Because of that, this measure is not a very good way of finding out how much the population has grown because of immigration.
Other measures suggest fewer than 6.5 million people have migrated here for the long-term between 2007 and 2017
Looking at long-term migration, if you add up the difference between the estimated number of non-British people who arrived in or left the UK in the ten years ending June 2018, it’s about three million. Although because of issues with the data up to 2011, that figure is likely to be an underestimate.
This is a completely different measure to GP registrations, and looks at a larger area (the UK, rather than England and Wales) and a slightly different time period (the ten years up to June 2018 rather than the ten years up to 2017), than the GP registrations figure did.
We’ve not counted short-term migration in that, because each year more short-term visits are made from the UK abroad than to England and Wales. That’s been the case since at least 2004.

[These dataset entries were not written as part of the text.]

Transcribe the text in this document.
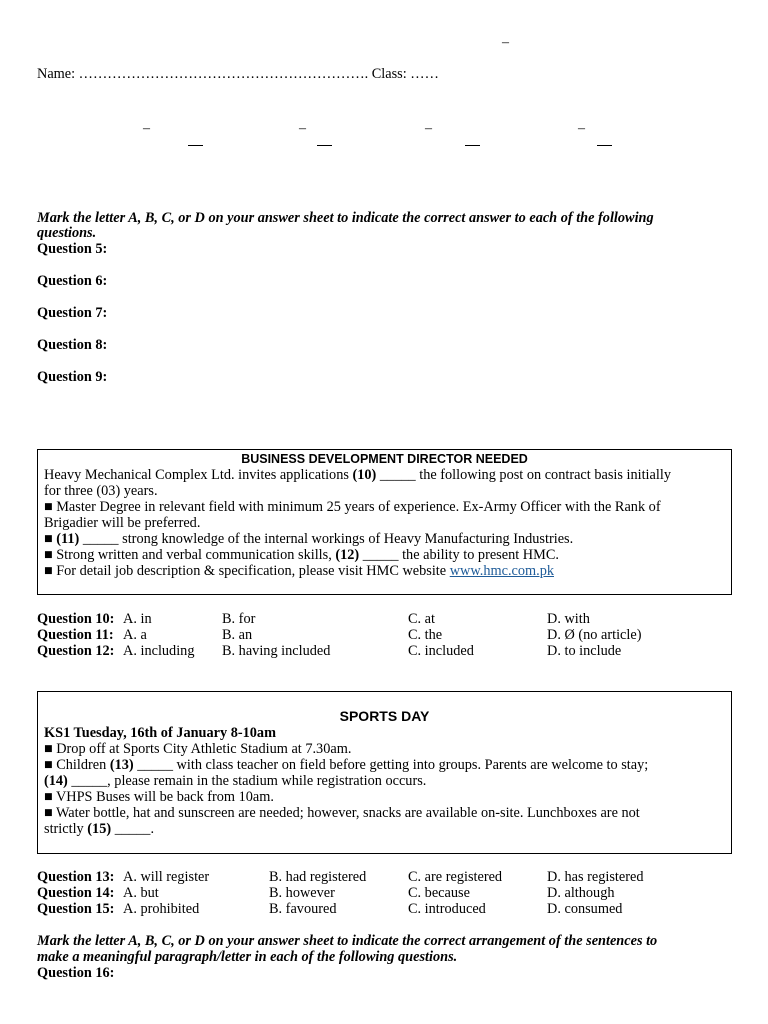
–
Name: ……………………………………………………. Class: ……
–	–	–	–
Mark the letter A, B, C, or D on your answer sheet to indicate the correct answer to each of the following
questions.
Question 5:
Question 6:
Question 7:
Question 8:
Question 9:
BUSINESS DEVELOPMENT DIRECTOR NEEDED
Heavy Mechanical Complex Ltd. invites applications (10) _____ the following post on contract basis initially
for three (03) years.
■ Master Degree in relevant field with minimum 25 years of experience. Ex-Army Officer with the Rank of
Brigadier will be preferred.
■ (11) _____ strong knowledge of the internal workings of Heavy Manufacturing Industries.
■ Strong written and verbal communication skills, (12) _____ the ability to present HMC.
■ For detail job description & specification, please visit HMC website www.hmc.com.pk
Question 10: A. in	B. for	C. at	D. with
Question 11: A. a	B. an	C. the	D. Ø (no article)
Question 12: A. including B. having included	C. included	D. to include
SPORTS DAY
KS1 Tuesday, 16th of January 8-10am
■ Drop off at Sports City Athletic Stadium at 7.30am.
■ Children (13) _____ with class teacher on field before getting into groups. Parents are welcome to stay;
(14) _____, please remain in the stadium while registration occurs.
■ VHPS Buses will be back from 10am.
■ Water bottle, hat and sunscreen are needed; however, snacks are available on-site. Lunchboxes are not
strictly (15) _____.
Question 13: A. will register	B. had registered	C. are registered	D. has registered
Question 14: A. but	B. however	C. because	D. although
Question 15: A. prohibited	B. favoured	C. introduced	D. consumed
Mark the letter A, B, C, or D on your answer sheet to indicate the correct arrangement of the sentences to
make a meaningful paragraph/letter in each of the following questions.
Question 16:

A different measure also makes the 6.5 million figure look too steep. Looking at the UK population by nationality, the number of non-British residents has grown by an estimated 2.2 million between 2007 and 2017. This figure comes from a survey of UK households, and there’s also reason to think this may be a slight underestimate.
Where did the link to the Lancet come from?
The 6.5 million figure has nothing to do with the Lancet medical journal. We think the confusion comes from a misunderstanding about a tweet from Migration Watch last year. The tweet said: “The decade 2007-17 saw almost 6.5 million new migrant GP registrations. The Lancet medical journal reported (2016) that, "English primary care as currently delivered could be reaching saturation point." The correlation is clear. This level of immigration is unsustainable”.
Other Twitter users later said that the 6.5 million figure came from the Lancet, which is incorrect.
Migration Watch were quoting an article published in the Lancet about the workload of GPs and nurses in England, which doesn’t mention migrants.